We'd need to document that the default semantics for Rename are non-atomic and a failure cannot be retried. And for Link it is non-atomic, but a failure can be retried (or maybe not -- I don't know if go's os.Link is like ln -f). We could then outline what is safe for the callers to use these for:

I think the last case covers the use of Link for ingestion.

In general it would be nice if we can get away with weak semantics. I'm not keen on detecting that the file contents are not properly decrypting at read time and then falling back to a different (key, nonce, counter) tuple -- we are not storing a cryptographic hash for integrity purposes (and we don't want to, for the usual case of reading only parts of sstables), so anything will successfully decrypt, and the detection of whether it is garbage will need to rely on higher layers.

Some other options

jbowens commented 3 years ago

I might be missing something, but isn't storing CURRENT in plaintext a backwards incompatible change too? We could begin storing it unencrypted going forward, but not until the CockroachDB version upgrade is finalized. Then on start we can't know whether the CURRENT file was written pre or post version finalization without trying and falling back, at least for the CURRENT file.

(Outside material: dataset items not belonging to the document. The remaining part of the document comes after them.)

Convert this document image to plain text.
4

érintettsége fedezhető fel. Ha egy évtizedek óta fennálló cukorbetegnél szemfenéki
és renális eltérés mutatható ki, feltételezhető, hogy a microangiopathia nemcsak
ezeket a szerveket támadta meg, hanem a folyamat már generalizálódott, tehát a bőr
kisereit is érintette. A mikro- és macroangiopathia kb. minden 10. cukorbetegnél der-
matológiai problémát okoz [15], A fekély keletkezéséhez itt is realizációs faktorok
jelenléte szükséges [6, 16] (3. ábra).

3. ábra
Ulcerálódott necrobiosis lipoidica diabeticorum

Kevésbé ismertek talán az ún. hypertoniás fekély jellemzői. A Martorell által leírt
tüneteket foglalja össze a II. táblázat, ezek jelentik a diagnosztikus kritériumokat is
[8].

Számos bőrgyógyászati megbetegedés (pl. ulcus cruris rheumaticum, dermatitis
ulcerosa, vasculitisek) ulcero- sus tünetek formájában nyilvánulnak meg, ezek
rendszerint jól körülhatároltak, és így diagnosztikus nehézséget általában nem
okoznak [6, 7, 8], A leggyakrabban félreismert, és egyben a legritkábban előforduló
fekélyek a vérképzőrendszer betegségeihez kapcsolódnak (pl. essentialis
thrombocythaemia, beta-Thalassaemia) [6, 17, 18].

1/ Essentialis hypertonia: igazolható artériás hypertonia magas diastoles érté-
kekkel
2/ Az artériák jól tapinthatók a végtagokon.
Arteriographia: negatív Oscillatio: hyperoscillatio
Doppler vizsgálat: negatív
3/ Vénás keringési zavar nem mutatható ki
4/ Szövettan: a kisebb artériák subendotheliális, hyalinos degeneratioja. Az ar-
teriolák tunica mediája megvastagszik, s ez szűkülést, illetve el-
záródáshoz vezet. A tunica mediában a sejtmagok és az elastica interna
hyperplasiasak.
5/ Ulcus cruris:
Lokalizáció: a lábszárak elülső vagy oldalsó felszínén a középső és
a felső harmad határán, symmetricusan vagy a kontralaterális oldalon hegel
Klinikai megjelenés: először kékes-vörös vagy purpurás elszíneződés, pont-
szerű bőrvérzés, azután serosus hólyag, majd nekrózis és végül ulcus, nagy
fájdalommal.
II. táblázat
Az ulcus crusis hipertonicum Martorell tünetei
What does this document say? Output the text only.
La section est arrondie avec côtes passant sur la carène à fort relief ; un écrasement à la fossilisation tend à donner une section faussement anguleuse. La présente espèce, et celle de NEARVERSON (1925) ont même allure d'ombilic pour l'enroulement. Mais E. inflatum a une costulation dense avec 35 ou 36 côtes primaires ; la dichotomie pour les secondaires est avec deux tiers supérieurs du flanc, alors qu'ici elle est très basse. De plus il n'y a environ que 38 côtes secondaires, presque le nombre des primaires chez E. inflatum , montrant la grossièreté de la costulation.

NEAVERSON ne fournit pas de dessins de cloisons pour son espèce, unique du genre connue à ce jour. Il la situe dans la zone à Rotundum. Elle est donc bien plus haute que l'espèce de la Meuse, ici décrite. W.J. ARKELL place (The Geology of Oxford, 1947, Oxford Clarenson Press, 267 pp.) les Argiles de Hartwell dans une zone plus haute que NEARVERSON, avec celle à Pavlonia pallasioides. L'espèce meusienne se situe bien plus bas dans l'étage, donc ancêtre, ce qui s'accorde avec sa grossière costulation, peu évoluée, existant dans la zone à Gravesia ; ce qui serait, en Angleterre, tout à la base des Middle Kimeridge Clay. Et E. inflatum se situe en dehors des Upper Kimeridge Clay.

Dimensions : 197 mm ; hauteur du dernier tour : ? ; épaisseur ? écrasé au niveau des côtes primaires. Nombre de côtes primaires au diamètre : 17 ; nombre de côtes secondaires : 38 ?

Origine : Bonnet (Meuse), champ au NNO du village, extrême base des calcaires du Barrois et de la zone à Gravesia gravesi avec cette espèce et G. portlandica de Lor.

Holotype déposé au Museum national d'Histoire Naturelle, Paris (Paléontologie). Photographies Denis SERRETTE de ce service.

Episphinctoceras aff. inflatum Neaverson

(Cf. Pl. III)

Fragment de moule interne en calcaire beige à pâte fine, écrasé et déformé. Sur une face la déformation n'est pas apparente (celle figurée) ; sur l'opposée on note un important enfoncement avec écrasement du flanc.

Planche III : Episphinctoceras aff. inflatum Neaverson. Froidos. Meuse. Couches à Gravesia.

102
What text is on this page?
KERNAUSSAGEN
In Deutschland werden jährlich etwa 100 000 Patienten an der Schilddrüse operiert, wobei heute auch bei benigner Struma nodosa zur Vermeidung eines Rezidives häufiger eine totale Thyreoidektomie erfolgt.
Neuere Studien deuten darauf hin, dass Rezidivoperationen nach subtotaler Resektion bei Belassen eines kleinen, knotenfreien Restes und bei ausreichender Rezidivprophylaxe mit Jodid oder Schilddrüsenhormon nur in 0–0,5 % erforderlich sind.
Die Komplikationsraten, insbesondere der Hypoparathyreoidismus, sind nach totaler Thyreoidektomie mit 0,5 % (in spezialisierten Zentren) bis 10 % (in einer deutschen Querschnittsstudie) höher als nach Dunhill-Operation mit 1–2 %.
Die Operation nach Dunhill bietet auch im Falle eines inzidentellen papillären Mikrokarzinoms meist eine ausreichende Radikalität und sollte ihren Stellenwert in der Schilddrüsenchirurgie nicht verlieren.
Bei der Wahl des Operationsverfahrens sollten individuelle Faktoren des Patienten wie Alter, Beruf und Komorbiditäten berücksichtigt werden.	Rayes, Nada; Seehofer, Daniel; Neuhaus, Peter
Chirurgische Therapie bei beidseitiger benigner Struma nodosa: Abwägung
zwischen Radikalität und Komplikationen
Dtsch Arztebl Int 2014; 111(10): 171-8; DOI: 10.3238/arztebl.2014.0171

I'm not keen on detecting that the file contents are not properly decrypting at read time and then falling back to a different (key, nonce, counter) tuple -- we are not storing a cryptographic hash for integrity purposes (and we don't want to, for the usual case of reading only parts of sstables), so anything will successfully decrypt, and the detection of whether it is garbage will need to rely on higher layers.

Another idea is that the new registry format could encode a mapping from inode to (key, nonce, counter) tuple. The Rename operation becomes atomic just by relying on the underyling filesystem's atomicity. Reading files becomes more complicated though, because you would need to open the file, then fstat the file descriptor to get the inode. I'm also not sure about portability. Does Windows expose a similar concept?

jbowens commented 3 years ago

Bumping the above discussion ^

sumeerbhola commented 3 years ago

but isn't storing CURRENT in plaintext a backwards incompatible change too? We could begin storing it unencrypted going forward, but not until the CockroachDB version upgrade is finalized. Then on start we can't know whether the CURRENT file was written pre or post version finalization without trying and falling back, at least for the CURRENT file.

Agreed that it is a backwards incompatible change. Instead of reusing the name CURRENT, we could use CURRENT-v2 and not have to try and then fallback.

Another idea is that the new registry format could encode a mapping from inode to (key, nonce, counter) tuple. ... Does Windows expose a similar concept?

I don't think windows exposes inodes -- I'm not sure we can go down this path.

jbowens commented 3 years ago

I don't think windows exposes inodes -- I'm not sure we can go down this path.

Looks like Windows exposes a concept called a 'File ID', that's a 64-bit integer uniquely identifying a file within a volume. The FileIndexHigh and FileIndexLow from windows.ByHandleFileInformation together form the 'File ID'.

jbowens commented 3 years ago

The incremental file registry is merged. I'm going to close this out, and the remaining work dealing with nonatomic renames is tracked in #69861.